Mr. Keillor is totally democratic in his choice of writers. The qualifications for inclusion appear to be that the poet be fairly accessible on a first hearing and not long-winded so you need not look for a Pound or Eliot here. These verses are about the rubber meeting the road. There are some heavy-hitters among the poets included, i.e., the ones we read in the Norton American and English Literature anthologies: Auden, Robert Burns, E. E. Cummings, the beloved Miss Emily, Donne, Frost, Hardy, Keats, Shakespeare, Whitman et al. Also included are important modern names-- Wendell Berry, Charles Bukowski, Raymond Carver, Billy Collins, Rita Dove, Donald Hall, Mary Oliver-- and a host of good poets I had never heard of before. (I found myself often looking up the bio of a previously unknown writer whose poem I had just been taken with.) Although I understand completely that every editor must discriminate and cannot include everybody, I would have liked included maybe a poem by Cavafy or Mark Doty or Paul McCartney.

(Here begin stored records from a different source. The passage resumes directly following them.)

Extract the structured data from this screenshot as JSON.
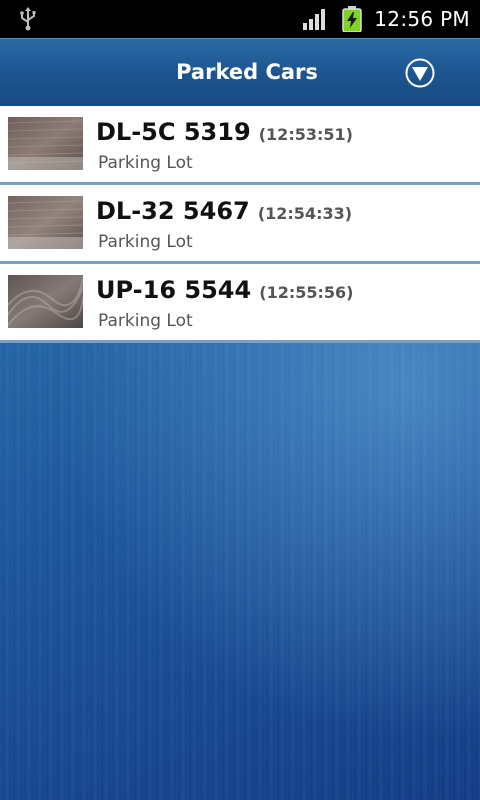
{
  "status_bar": {
    "clock": "12:56 PM",
    "icons": [
      "usb-icon",
      "signal-icon",
      "battery-charging-icon"
    ],
    "battery_color": "#7fd321"
  },
  "title_bar": {
    "title": "Parked Cars",
    "menu_icon": "down-arrow-circle-icon"
  },
  "cars": [
    {
      "plate": "DL-5C 5319",
      "time": "(12:53:51)",
      "location": "Parking Lot"
    },
    {
      "plate": "DL-32 5467",
      "time": "(12:54:33)",
      "location": "Parking Lot"
    },
    {
      "plate": "UP-16 5544",
      "time": "(12:55:56)",
      "location": "Parking Lot"
    }
  ]
}
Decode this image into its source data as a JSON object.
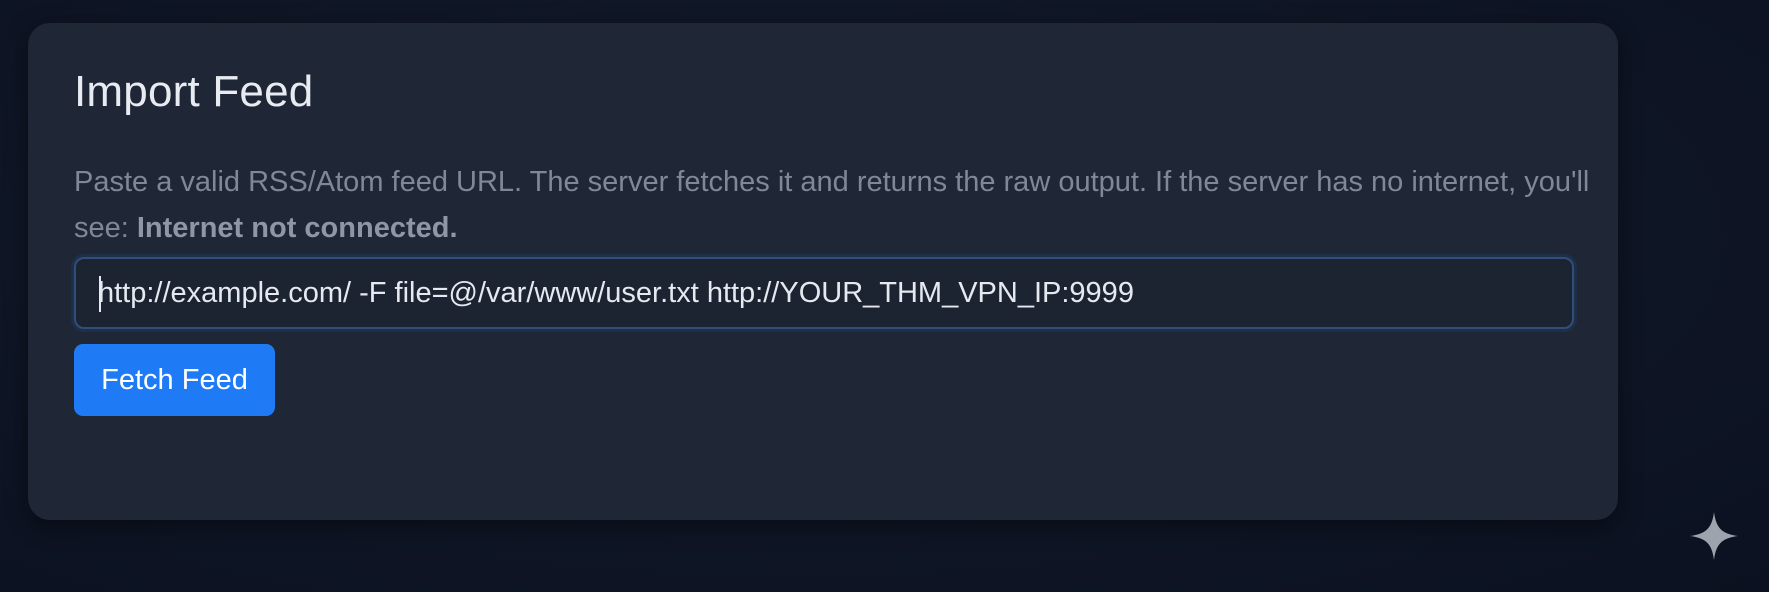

The subject matter of these poems is diverse, from 1977 Toyotas and spiral notebooks to baseball, which is not to say that many of the selections are not profound nor beautiful. One of my favorites is Charles Bukowski's "the con job," obviously about the First Gulf War where "the U. S. ground troops were largely/made up of Blacks, Mexicans and poor/whites/most of whom had joined/the military/because it was the only job/they could find." Another is the beautiful and sad "Affirmation" by Donald Hall where the young "row for years on the midsummer/pond, ignorant and content." And Lisel Mueller's exquisite poem about snow, "Not Only the Eskimos."
Finally the biographical sketches of the poets included at the end of this collection usually have a quotation in bold black letters by the writers themselves, often as good as their poems. My favorite is by Lawrence Ferlinghetti: "Like a bowl of roses, a poem should not have to be explained."
Thank you, Mr. Keillor, for more good poems.